Felef abraçou-a afagando seus cabelos ruivos. Por sua vez Sassas permitiu suas lágrimas se libertarem todas de uma vez. Molhando assim a camisa vermelha que Felef usava. Agora chegara o fim. Seu pai finalmente a deixara. Para sempre...
Depois de um tempo o fogo consumiu toda a carne, deixando apenas as cinzas. O espírito há muito o deixara.
–– O que quer fazer agora? –– perguntou Felef.
Sassas olhou para seu mestre.
Com um gesto rápido, Felef secou as lágrimas de Sassas.
–– Onde você quer espalhar as cinzas?
–– Acho que não teria outro lugar, se não aqui –– disse ela pensativa.
Felef permitiu um sorriso tímido.
–– É o que ele gostaria –– concordou ele.
–– Aqui foi o lugar que ele mais amou.
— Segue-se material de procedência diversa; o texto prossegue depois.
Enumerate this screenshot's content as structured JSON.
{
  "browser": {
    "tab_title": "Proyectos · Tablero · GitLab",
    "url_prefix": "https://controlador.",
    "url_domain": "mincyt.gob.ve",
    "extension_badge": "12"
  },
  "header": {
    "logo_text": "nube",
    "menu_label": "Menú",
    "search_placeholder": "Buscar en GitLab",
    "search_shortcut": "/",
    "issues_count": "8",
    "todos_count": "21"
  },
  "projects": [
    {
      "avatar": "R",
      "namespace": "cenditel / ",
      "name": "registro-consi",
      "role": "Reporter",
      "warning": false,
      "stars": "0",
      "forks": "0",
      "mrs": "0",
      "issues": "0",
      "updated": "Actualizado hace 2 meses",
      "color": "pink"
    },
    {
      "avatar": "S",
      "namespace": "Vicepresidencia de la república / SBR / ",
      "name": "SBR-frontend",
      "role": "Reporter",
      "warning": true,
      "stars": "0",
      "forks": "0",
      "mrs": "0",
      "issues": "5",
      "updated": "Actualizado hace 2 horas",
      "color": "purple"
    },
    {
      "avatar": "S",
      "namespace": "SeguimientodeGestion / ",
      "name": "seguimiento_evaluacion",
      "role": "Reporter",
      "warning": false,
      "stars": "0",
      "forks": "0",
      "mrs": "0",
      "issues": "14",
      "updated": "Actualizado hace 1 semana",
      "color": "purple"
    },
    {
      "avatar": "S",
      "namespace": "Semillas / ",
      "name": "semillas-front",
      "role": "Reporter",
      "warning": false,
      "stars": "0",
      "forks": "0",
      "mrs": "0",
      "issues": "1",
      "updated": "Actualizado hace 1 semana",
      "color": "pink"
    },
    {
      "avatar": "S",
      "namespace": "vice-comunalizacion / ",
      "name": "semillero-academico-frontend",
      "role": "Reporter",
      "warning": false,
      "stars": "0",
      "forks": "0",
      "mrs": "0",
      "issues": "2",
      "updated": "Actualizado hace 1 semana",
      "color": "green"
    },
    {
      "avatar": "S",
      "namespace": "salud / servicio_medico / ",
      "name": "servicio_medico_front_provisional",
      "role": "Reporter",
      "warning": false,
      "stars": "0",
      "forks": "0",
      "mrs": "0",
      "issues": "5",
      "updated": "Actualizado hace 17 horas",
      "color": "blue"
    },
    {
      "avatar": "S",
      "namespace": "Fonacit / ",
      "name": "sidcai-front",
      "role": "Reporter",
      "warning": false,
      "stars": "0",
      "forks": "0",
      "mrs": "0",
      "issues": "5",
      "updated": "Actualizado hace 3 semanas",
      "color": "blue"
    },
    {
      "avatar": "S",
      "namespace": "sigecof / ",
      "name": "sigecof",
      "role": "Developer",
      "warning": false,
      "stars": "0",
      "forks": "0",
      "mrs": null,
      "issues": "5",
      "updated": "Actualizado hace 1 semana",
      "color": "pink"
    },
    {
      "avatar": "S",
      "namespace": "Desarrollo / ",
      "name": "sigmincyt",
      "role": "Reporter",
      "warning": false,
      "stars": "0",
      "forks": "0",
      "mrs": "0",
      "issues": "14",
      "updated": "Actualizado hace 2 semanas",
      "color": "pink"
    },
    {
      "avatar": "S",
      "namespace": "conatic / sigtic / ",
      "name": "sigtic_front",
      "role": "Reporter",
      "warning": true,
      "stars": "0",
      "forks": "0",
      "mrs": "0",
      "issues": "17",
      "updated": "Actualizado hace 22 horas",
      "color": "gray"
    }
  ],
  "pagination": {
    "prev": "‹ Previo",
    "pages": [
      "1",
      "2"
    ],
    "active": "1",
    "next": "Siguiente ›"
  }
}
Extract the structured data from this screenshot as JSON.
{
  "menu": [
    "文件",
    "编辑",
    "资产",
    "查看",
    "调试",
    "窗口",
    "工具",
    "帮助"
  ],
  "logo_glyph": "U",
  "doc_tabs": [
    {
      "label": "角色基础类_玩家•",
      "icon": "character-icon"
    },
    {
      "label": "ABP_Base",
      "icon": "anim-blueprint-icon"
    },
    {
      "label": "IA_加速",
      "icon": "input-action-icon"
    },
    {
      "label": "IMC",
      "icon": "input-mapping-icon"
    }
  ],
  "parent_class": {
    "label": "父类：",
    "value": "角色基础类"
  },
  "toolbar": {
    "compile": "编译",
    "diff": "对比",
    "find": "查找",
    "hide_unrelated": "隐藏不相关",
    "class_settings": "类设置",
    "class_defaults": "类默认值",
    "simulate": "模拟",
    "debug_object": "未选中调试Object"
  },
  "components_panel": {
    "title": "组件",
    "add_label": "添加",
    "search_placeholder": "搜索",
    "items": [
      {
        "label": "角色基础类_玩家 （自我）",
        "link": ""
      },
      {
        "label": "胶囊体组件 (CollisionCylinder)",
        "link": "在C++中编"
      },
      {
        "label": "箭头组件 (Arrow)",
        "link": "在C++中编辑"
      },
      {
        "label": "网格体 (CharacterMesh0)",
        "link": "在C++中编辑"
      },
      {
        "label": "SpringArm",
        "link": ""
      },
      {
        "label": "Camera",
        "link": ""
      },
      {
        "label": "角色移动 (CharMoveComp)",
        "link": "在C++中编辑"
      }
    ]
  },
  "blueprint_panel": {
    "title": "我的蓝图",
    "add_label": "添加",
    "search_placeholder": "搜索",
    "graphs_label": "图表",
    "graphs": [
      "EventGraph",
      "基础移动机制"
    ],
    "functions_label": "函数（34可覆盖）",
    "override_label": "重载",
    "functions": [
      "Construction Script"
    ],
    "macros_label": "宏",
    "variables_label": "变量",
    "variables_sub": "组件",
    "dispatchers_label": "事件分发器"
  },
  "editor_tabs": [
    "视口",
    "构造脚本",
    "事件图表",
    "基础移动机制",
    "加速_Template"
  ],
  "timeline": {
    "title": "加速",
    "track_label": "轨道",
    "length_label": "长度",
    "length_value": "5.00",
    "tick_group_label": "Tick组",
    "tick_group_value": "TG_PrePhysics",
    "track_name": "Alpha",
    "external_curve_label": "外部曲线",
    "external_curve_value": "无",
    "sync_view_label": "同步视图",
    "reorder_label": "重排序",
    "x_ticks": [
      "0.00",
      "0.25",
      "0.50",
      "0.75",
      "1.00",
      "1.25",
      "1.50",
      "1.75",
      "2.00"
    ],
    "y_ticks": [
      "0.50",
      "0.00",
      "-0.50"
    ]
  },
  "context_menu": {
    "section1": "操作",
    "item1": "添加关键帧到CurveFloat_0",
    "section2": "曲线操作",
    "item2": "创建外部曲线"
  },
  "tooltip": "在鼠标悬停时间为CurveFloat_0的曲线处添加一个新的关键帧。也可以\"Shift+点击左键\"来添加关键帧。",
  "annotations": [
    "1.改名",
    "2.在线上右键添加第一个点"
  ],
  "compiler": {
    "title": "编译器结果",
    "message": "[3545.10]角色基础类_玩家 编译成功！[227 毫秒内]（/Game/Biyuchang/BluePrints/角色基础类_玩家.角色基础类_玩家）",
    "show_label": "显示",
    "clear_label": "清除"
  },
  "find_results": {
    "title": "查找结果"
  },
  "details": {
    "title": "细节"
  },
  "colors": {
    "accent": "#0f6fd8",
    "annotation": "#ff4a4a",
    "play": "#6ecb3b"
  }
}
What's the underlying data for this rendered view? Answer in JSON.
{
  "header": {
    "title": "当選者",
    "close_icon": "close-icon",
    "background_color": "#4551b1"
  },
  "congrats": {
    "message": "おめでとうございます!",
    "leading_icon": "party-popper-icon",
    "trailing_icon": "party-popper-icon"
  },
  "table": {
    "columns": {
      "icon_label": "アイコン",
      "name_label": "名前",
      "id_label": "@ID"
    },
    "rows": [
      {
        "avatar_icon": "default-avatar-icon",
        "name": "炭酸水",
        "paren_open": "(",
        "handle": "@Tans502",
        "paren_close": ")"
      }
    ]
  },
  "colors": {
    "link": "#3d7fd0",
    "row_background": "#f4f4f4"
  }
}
Onde ele passou mais tempo em sua vida. Acho que aqui será onde terá de passar em sua morte –– afirmou por fim.
Um período a mais de tempo se passou. As cinzas finalmente se esfriaram e Sassas pode tocá-las.
Carinhosamente ela pegou um punhado das cinzas que há pouco fora seu pai e espalhou perto da bancada onde Nauan desenhava novos modelos de espadas e escudos. Então ela espalhou as cinzas de seu pai. Uma leve brisa entrava pela porta aberta. O que fez as cinzas se espalharem e sumirem aos seus olhos.
–– Felef –– chamou Sassas. –– Ande, pegue um punhado você também. Quero que faça isso comigo.
Felef assentiu.
Quando chegou ao último punhado ele permitiu-se dizer:
–– Adeus meu tão querido amigo. –– espalhando as cinzas no forno onde se forjavam as espadas eles terminaram a cerimônia de morte de Nauan Higino.